Auch auf „Nuggets“ stößt Pirkl hin und wieder – schöne Musikstücke, die es heute noch wert sind, aufgeführt zu werden. Ein solches Goldstück ist für ihn die „Festmesse c-moll“, die Michael Henkels Sohn Georg Andreas komponiert hat. Die Handschrift von 1863 entdeckte Pirkl in der Berliner Staatsbibliothek und war von dem Werk so angetan, dass er es in mehreren Nächten im Dezember über ein Notenprogramm am Computer eintippte – insgesamt 276 Seiten. Am diesjährigen Ostersonntag wird die Messe unter Leitung von Domkapellmeister Franz-Peter Huber beim Pontifikalamt im Fuldaer Dom aufgeführt. Auch Pirkl wirkt mit: als Gastsänger im Domchor.
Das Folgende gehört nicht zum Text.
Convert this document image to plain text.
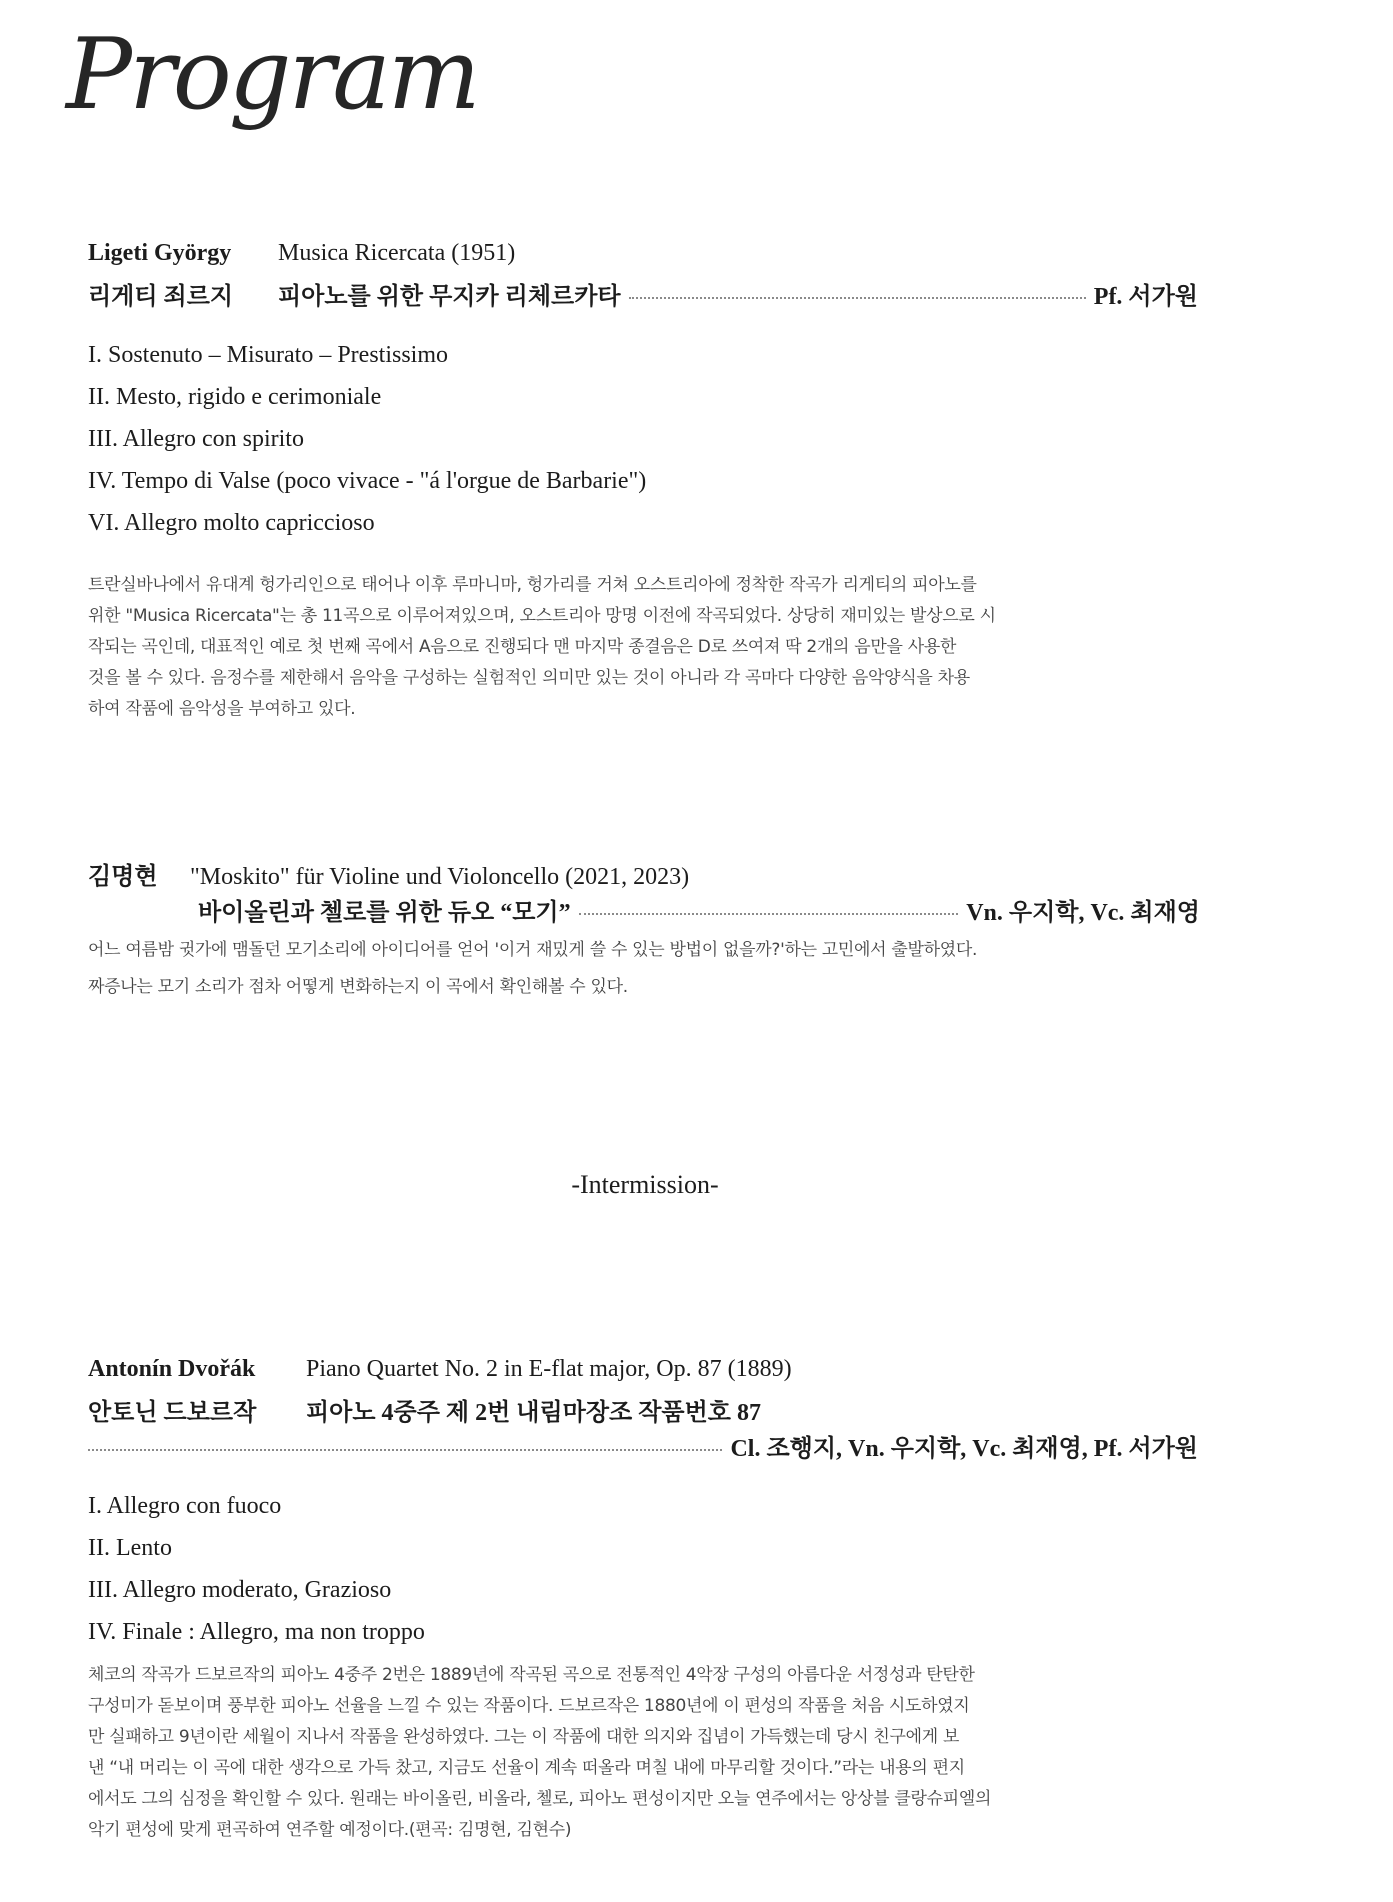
Program
Ligeti György	Musica Ricercata (1951)
리게티 죄르지	피아노를 위한 무지카 리체르카타	Pf. 서가원
I. Sostenuto – Misurato – Prestissimo
II. Mesto, rigido e cerimoniale
III. Allegro con spirito
IV. Tempo di Valse (poco vivace - "á l'orgue de Barbarie")
VI. Allegro molto capriccioso
트란실바나에서 유대계 헝가리인으로 태어나 이후 루마니마, 헝가리를 거쳐 오스트리아에 정착한 작곡가 리게티의 피아노를
위한 "Musica Ricercata"는 총 11곡으로 이루어져있으며, 오스트리아 망명 이전에 작곡되었다. 상당히 재미있는 발상으로 시
작되는 곡인데, 대표적인 예로 첫 번째 곡에서 A음으로 진행되다 맨 마지막 종결음은 D로 쓰여져 딱 2개의 음만을 사용한
것을 볼 수 있다. 음정수를 제한해서 음악을 구성하는 실험적인 의미만 있는 것이 아니라 각 곡마다 다양한 음악양식을 차용
하여 작품에 음악성을 부여하고 있다.
김명현	"Moskito" für Violine und Violoncello (2021, 2023)
바이올린과 첼로를 위한 듀오 “모기”	Vn. 우지학, Vc. 최재영
어느 여름밤 귓가에 맴돌던 모기소리에 아이디어를 얻어 '이거 재밌게 쓸 수 있는 방법이 없을까?'하는 고민에서 출발하였다.
짜증나는 모기 소리가 점차 어떻게 변화하는지 이 곡에서 확인해볼 수 있다.
-Intermission-
Antonín Dvořák	Piano Quartet No. 2 in E-flat major, Op. 87 (1889)
안토닌 드보르작	피아노 4중주 제 2번 내림마장조 작품번호 87
Cl. 조행지, Vn. 우지학, Vc. 최재영, Pf. 서가원
I. Allegro con fuoco
II. Lento
III. Allegro moderato, Grazioso
IV. Finale : Allegro, ma non troppo
체코의 작곡가 드보르작의 피아노 4중주 2번은 1889년에 작곡된 곡으로 전통적인 4악장 구성의 아름다운 서정성과 탄탄한
구성미가 돋보이며 풍부한 피아노 선율을 느낄 수 있는 작품이다. 드보르작은 1880년에 이 편성의 작품을 처음 시도하였지
만 실패하고 9년이란 세월이 지나서 작품을 완성하였다. 그는 이 작품에 대한 의지와 집념이 가득했는데 당시 친구에게 보
낸 “내 머리는 이 곡에 대한 생각으로 가득 찼고, 지금도 선율이 계속 떠올라 며칠 내에 마무리할 것이다.”라는 내용의 편지
에서도 그의 심정을 확인할 수 있다. 원래는 바이올린, 비올라, 첼로, 피아노 편성이지만 오늘 연주에서는 앙상블 클랑슈피엘의
악기 편성에 맞게 편곡하여 연주할 예정이다.(편곡: 김명현, 김현수)
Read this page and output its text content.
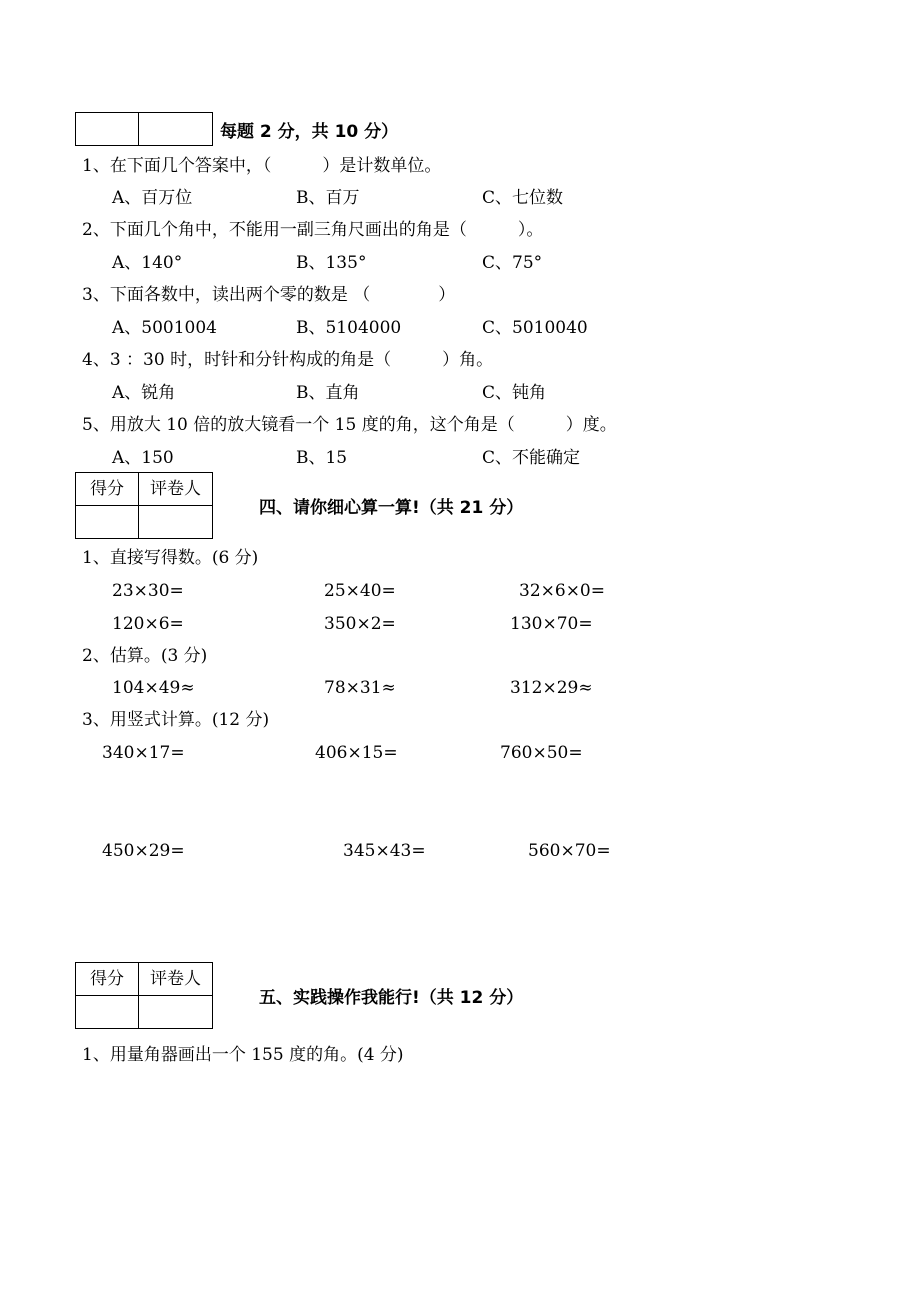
每题 2 分，共 10 分）
1、在下面几个答案中，（　　　）是计数单位。
A、百万位	B、百万	C、七位数
2、下面几个角中，不能用一副三角尺画出的角是（　　　）。
A、140°	B、135°	C、75°
3、下面各数中，读出两个零的数是 （　　　　）
A、5001004	B、5104000	C、5010040
4、3 ：30 时，时针和分针构成的角是（　　　）角。
A、锐角	B、直角	C、钝角
5、用放大 10 倍的放大镜看一个 15 度的角，这个角是（　　　）度。
A、150	B、15	C、不能确定
得分	评卷人

四、请你细心算一算!（共 21 分）
1、直接写得数。(6 分)
23×30=	25×40=	32×6×0=
120×6=	350×2=	130×70=
2、估算。(3 分)
104×49≈	78×31≈	312×29≈
3、用竖式计算。(12 分)
340×17=	406×15=	760×50=
450×29=	345×43=	560×70=
得分	评卷人

五、实践操作我能行!（共 12 分）
1、用量角器画出一个 155 度的角。(4 分)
Zum Hauptziel hat Thorsten Pirkl sich gesetzt, ein komplettes Werkverzeichnis von Michael Henkel zu erstellen. Dafür forscht er weltweit und wurde bislang in der Hochschul- und Landesbibliothek Fulda, in Frankfurt, Berlin, München, zahlreichen anderen deutschen Städten, Paris und in den USA fündig. Etwa 90 Prozent der Kompositionen habe er inzwischen zusammengetragen, schätzt Pirkl. Nach und nach möchte er die Werke aufführbar machen. Die 505 erhaltenen Orgelstücke hat der Musiker bereits digitalisiert und sowohl Noten als auch die auf 36 verschiedenen historischen Orgeln eingespielten Stücke im Internet in der Petrucci-Musikbibliothek (www.ismlp – International Music Score Library Project) veröffentlicht.

Auf CDs gebrannt ergab dies elf Tonträger mit einer üblichen Laufzeit. Nach Erfassung aller Musikstücke rechnet Pirkl mit etwa bespielten 30 CDs. Die wikipedia-Textseite über Michael Henkel stammt ebenfalls von dem Steinbacher. Zudem hat Pirkl auf YouTube zahlreiche Filme mit von ihm interpretierten Orgelwerken heimischer Komponisten aus dem 15. bis 19. Jahrhundert publiziert, darunter Adam von Fulda, Johann Valentin Rathgeber oder die Henkel-Söhne Georg Andreas und Heinrich.

Der Hobbyforscher, der beruflich als Großhandelskaufmann in einem Ansbacher Unternehmen tätig ist, sagt, dass er seine Arbeitsergebnisse gern der Allgemeinheit zur Verfügung stelle: „Ich freue mich, wenn viele die Veröffentlichungen nachspielen“, betont er. Gefreut habe er sich auch über einen Brief des regionalen Experten Professor Gottfried Rehm, in dem dieser seine Forschungen als „kulturell wertvolle Leistung“ gelobt habe.